Jasmine only shrugged, and the party pressed on.

"Is it good luck or bad we cut Johan's trail?" asked Virgil.

"Good," said Adira. "He steers for Buzzard's Bay, our goal."

Over the dull thud of hooves, Lieutenant Peregrine called, "I've a question. Why is yon port called Buzzard's Bay?"

"Ask rather why it's called the Storm Coast." Simone the Siren rode with her cutlass handy in a saddle scabbard, and now she tugged the blade free to test it.

"All right," Peregrine played along, "why?"

"Because storms wrack it six months out of nine." Simone's voice lost its mirth. "Anyone who ventures past the headlands consigns his soul to the sea and to squalls. So many ships wreck on the rocks, the buzzards can't fly from gorging on smashed corpses that wash ashore."
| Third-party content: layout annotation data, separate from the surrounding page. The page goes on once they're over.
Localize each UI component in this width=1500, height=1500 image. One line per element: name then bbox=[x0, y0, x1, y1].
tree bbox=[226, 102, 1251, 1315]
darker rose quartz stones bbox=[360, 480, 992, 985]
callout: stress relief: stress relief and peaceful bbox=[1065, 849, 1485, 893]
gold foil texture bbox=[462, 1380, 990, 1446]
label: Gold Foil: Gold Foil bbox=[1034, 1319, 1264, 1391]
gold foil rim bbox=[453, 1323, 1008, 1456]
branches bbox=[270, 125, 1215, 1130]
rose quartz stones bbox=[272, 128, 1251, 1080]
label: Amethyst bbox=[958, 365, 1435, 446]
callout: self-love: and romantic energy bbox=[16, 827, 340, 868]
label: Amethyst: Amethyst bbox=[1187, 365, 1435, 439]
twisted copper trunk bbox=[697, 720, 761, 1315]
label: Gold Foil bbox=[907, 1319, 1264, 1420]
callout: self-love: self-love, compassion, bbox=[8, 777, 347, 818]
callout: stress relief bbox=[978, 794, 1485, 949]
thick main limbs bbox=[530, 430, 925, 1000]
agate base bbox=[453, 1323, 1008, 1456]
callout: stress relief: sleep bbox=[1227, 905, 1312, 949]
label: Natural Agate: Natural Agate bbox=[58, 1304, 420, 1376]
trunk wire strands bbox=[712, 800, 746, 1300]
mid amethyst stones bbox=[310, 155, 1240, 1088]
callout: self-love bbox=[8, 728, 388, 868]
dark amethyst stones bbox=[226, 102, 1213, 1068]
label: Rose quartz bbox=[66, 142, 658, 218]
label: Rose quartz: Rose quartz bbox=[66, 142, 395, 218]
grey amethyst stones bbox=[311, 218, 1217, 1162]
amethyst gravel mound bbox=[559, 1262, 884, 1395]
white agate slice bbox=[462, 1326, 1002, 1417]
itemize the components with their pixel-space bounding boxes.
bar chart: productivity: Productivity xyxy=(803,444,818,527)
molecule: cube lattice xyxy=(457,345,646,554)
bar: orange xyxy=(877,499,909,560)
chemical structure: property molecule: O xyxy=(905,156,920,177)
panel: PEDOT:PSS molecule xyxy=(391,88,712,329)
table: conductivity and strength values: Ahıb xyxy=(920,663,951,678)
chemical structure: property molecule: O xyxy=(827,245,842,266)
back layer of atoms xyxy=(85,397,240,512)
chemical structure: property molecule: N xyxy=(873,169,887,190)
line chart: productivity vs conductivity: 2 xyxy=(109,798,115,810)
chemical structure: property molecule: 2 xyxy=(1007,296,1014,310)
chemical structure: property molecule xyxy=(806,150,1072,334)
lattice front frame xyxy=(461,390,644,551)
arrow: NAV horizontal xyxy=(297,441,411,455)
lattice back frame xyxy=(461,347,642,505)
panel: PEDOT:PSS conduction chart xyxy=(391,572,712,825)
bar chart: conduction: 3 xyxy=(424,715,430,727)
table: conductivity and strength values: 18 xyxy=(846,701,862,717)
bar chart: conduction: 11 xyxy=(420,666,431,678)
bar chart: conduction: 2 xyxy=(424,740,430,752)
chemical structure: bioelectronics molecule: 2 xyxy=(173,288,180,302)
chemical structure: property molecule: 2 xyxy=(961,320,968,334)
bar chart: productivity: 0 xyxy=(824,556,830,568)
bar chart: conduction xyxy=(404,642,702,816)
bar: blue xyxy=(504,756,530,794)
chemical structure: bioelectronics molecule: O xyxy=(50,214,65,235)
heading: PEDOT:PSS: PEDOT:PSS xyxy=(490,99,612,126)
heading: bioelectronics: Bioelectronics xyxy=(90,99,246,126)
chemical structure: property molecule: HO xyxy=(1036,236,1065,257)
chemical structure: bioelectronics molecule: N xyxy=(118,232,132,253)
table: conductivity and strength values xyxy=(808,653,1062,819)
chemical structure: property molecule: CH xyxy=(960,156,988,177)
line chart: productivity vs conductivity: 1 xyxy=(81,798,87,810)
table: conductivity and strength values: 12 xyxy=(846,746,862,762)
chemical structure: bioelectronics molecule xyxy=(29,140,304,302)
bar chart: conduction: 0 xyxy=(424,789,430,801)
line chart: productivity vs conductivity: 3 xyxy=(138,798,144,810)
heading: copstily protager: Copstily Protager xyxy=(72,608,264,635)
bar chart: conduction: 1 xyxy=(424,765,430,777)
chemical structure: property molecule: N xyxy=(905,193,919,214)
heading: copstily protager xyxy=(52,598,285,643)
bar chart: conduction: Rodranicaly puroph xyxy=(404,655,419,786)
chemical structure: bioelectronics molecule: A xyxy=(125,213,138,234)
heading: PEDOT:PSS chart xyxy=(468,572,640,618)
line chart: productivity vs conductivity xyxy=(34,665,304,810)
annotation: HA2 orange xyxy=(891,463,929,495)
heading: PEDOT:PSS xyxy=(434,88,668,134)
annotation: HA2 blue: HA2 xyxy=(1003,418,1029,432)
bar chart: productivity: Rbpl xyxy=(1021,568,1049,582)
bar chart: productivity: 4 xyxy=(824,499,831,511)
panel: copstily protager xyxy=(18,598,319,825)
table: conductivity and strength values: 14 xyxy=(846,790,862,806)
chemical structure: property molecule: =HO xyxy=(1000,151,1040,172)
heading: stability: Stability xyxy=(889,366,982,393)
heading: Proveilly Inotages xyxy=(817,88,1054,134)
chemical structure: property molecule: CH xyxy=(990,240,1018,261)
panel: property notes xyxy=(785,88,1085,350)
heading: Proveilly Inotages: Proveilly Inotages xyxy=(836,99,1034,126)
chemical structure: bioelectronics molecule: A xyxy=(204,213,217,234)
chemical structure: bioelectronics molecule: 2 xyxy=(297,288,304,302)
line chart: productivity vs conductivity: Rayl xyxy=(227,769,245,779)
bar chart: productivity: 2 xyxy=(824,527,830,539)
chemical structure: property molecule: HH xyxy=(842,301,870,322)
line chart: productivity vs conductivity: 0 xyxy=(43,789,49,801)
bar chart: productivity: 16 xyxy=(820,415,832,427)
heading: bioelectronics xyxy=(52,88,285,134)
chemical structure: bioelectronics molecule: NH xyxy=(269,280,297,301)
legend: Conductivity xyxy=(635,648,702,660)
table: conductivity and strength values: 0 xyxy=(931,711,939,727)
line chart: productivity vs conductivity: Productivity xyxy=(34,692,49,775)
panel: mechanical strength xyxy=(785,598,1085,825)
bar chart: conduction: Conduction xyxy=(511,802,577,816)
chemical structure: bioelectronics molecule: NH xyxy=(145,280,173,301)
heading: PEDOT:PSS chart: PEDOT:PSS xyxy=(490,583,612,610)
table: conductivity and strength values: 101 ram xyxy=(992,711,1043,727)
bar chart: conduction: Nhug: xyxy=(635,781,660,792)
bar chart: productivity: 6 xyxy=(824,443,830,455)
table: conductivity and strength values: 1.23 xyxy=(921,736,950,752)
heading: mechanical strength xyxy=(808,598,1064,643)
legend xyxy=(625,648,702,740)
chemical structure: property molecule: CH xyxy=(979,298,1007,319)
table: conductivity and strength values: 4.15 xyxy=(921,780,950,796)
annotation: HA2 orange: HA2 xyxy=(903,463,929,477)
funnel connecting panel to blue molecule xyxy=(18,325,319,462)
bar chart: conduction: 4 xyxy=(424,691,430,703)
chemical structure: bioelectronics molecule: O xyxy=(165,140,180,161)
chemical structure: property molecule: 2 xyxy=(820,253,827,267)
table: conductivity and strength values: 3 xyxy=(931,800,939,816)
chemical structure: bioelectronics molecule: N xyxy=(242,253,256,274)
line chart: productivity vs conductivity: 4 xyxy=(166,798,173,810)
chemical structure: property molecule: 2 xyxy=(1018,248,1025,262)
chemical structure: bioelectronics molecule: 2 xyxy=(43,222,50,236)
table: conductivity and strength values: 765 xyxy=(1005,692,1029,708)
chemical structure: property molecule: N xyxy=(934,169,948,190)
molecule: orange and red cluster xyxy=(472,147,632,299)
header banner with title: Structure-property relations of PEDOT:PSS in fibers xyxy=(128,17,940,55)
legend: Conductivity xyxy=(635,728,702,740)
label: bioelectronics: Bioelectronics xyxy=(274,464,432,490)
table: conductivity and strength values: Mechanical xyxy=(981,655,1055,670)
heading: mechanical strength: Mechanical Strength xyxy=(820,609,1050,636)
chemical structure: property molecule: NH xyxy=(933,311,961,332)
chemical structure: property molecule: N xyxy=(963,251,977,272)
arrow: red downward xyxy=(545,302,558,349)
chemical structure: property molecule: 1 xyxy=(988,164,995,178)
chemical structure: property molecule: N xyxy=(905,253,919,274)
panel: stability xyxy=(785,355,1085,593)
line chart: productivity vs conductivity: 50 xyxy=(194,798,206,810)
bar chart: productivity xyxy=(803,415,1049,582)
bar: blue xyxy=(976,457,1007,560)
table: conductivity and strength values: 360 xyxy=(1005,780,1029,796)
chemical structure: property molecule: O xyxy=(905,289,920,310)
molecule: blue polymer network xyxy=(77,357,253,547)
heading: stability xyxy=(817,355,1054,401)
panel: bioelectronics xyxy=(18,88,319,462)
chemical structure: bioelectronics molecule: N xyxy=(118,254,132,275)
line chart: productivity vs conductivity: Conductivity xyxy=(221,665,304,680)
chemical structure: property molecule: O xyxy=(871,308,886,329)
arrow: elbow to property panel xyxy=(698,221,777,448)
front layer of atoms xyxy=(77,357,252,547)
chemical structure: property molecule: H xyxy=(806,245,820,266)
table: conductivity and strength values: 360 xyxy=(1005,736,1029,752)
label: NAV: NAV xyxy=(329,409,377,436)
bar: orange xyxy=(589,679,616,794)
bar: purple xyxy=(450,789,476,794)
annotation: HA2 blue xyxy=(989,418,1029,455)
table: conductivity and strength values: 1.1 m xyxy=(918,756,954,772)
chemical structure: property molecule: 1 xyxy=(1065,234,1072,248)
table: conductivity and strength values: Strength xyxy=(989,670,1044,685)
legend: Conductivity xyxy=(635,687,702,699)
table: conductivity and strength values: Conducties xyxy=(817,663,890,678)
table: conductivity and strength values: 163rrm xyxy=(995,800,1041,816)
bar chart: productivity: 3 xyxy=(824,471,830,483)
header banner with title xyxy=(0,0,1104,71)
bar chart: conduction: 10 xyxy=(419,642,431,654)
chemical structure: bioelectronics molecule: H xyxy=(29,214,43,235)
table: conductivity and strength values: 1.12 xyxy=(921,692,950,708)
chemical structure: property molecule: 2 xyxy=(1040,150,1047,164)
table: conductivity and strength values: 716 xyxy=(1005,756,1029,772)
On that note, the party wended after Johan, bearing west of north.

As the last switching horsetail passed out of sight, a jittering was heard like locust wings. From the scrub flitted a tiny feather-thin figure dressed in rabbit fur. Buzzing on wings a yard wide, the pixie droned through the forest like a bumblebee, wary of hawks and owls that might prowl by day. Miles on, the pixie alighted beside a slender man in leather and wolf skin. Panting, she piped a message in a jerky voice like a chickadee's.

"West of north, eh. On horseback?" The scout pondered. "We can't spare hands for an ambush. Still, stay awake. We'll await their return, and make them pay in blood."

Chapter 9

"I seek the library," said Johan without preamble.

"Library?" The woman had once been tall and robust, like most of the coastal folk, but middle age and many children had softened her. Her hair was more gray than blonde, and her robes were patched, puckered, and peppered with burn holes and stains.

"I own the only library in Buzzard's Bay. Forty-two books, I'm proud. See for yourself. I am Hebe, a sea sage, by the way. You are…?"

Disguised as the drab monk, Johan gave no name as he glanced^ around the room. Tilting shelves were jammed with bric-a-brac. A stuffed seagull perched atop a conch shell. Strings of dried starfish dangled from the low ceiling. A horseshoe crab shell served as a dish for smaller shells. Tables were heaped with dried seaweed and blowfish, and nets bulging with oddments hung in comers. A slovenly bed and stool were all the furniture. In the corner hearth, a driftwood fire burned blue and green. The room reeked of sea salt and spoiled fish, for it occupied a loft above a fishmonger's market.

A clever, ruthless man, Johan could be pleasant when it served, yet politeness got him nothing. He studied the clutter as the sage fiddled, sizing similar shells on a board propped between tables. Alone most of the day, she blathered at her company.

"You've the look of a scholar, poor and thin like me, ha ha. You're welcome to read my books, but only here. They were hard-won, hard as plucking a drowning man from storm surf. Three, I confess, I wrote myself. I track sightings of sea monsters, you see, and other odd things the fishermen report. Fairy lights, ghosts who walk on water, tritons, giant turtles. If it floats above or below the waves, I hear the tales. The ocean harbors a thousand secrets."

Sliding edgeways past stacks and heaps of objects, Johan laid a hand on a crooked shelf of books. "The library I seek belongs to another. Not this trash."